Your little one climbs up into your lap for some snuggles or to tell you something silly and you catch a whiff of his breath. Wooowee!! She brushed her teeth – you watched her do it!
So what on earth happened?
Your family or pediatric dentist in Centennial, CO knows that your little one is sweet, but she can breathe dragon fire like an adult. In fact, since her motor skills are not fully developed, it can be worse! Until a child is able to confidently tie her own shoes, she won’t have the dexterity to effectively remove all the plaque around his teeth, let alone floss!
While this is the primary cause of halitosis in children, it’s not the only one.
Children with allergies have congestion and post nasal drip that can cause odor as it travels down the throat.

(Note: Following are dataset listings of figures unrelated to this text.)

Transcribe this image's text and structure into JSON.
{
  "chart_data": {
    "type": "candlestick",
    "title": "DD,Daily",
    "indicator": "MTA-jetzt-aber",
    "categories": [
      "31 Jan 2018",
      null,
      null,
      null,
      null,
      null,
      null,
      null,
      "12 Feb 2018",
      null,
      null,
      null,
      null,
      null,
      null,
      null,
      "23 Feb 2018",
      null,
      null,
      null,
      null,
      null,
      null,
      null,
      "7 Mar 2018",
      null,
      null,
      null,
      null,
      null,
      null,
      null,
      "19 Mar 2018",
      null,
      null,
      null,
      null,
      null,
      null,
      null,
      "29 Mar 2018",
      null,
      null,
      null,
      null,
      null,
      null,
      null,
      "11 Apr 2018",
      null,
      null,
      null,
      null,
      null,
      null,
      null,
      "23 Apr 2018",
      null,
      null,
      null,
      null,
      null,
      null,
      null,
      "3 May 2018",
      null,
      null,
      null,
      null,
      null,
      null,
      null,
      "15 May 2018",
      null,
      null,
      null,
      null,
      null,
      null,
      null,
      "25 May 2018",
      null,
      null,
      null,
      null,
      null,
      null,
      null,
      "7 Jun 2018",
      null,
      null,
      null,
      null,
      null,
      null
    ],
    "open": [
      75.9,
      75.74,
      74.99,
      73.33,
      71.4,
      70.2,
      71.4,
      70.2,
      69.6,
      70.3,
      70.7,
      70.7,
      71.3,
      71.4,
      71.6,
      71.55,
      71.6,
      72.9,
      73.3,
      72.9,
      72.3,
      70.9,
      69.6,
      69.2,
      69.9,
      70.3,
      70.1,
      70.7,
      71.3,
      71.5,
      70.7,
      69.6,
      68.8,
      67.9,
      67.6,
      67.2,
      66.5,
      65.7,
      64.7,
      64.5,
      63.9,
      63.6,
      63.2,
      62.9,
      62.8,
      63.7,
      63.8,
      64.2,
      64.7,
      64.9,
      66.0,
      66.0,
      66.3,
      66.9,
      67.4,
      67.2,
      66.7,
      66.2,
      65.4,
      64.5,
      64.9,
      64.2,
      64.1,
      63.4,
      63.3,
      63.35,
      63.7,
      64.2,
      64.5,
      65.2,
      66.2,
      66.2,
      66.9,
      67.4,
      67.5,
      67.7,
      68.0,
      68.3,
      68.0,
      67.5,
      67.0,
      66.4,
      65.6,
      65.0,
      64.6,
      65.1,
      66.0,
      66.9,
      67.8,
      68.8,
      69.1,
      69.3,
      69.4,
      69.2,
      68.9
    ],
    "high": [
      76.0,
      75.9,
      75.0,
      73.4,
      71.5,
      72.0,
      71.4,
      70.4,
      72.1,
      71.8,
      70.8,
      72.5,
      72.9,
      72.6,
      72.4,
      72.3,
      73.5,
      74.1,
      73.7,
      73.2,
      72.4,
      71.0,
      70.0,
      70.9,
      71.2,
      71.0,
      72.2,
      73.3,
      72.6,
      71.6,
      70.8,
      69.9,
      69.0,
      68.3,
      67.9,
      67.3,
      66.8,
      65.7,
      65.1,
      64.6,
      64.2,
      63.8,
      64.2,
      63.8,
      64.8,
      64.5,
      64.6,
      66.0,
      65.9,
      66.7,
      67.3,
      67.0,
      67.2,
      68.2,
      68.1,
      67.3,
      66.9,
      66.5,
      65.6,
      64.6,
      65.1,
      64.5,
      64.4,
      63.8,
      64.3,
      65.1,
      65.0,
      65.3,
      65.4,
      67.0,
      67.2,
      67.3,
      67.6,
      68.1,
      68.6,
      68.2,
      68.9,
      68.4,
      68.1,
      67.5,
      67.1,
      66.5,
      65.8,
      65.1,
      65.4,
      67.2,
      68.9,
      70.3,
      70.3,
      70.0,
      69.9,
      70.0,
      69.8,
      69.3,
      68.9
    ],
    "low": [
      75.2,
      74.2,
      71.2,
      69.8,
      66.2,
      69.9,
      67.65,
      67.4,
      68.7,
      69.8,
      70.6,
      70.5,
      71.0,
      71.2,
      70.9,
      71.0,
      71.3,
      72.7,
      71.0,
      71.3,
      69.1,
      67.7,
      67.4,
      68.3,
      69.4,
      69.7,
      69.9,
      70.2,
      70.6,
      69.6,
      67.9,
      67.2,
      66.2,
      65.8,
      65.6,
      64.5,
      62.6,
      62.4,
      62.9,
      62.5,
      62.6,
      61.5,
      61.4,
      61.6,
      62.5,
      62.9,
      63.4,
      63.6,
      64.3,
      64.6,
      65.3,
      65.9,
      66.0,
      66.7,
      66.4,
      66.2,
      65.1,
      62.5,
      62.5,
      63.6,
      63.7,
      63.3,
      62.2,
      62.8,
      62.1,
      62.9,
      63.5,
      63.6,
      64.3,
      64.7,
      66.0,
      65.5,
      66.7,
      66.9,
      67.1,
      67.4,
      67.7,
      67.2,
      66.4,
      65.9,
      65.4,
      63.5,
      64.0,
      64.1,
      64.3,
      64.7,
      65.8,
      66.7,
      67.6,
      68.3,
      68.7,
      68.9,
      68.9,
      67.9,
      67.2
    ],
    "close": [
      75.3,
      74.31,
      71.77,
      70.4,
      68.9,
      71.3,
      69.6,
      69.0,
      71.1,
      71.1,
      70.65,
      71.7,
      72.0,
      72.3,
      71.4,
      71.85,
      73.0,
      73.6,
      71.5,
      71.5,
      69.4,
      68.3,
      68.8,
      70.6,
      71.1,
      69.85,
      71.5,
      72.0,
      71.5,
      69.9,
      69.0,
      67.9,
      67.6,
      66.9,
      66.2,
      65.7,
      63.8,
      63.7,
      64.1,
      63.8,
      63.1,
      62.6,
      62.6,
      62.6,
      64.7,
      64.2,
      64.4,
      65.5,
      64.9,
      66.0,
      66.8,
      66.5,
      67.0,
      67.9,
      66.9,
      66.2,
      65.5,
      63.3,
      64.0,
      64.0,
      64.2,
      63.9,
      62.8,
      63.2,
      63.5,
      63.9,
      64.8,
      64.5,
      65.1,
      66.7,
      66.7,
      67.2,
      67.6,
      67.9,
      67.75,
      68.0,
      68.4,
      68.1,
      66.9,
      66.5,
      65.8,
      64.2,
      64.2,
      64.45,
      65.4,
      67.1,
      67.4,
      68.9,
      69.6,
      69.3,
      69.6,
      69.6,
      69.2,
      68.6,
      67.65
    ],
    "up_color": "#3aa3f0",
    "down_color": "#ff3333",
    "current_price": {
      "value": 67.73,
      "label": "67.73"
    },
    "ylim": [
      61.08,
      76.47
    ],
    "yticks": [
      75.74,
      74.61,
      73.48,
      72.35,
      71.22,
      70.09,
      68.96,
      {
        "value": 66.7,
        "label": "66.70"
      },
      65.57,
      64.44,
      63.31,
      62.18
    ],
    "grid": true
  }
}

Nasal congestion will also cause him to breathe through his mouth. As you may know from your own experiences with congestion, when you breathe through mouth, the tissues dry out and the odor causing bacteria begin to flourish.
Here’s what you can do to help the problem:
- Help her brush her teeth. At least once a day, probably at night, let her have a turn to brush, then you take a turn to brush. If she has teeth that are touching, use this time to floss as well. Not only will this help with the bad breath, but it will also help maintain her oral health and reduce the chances for decay. Don’t forget to clean her tongue. Around 90% of bad breath “bugs” hide here.
- Encourage him to drink water throughout the day. Water will keep the gums, palate, tongue, and cheeks hydrated and will help wash away odor causing bacteria and food particles. Unlike sodas, juices, and just about any other drink, water will not contribute to bacterial growth.
If help brushing and drinking more water don’t have an impact on the halitosis, it could indicate a larger health problem. Your family or pediatric dentist in Centennial, CO can examine your child to determine the underlying issue.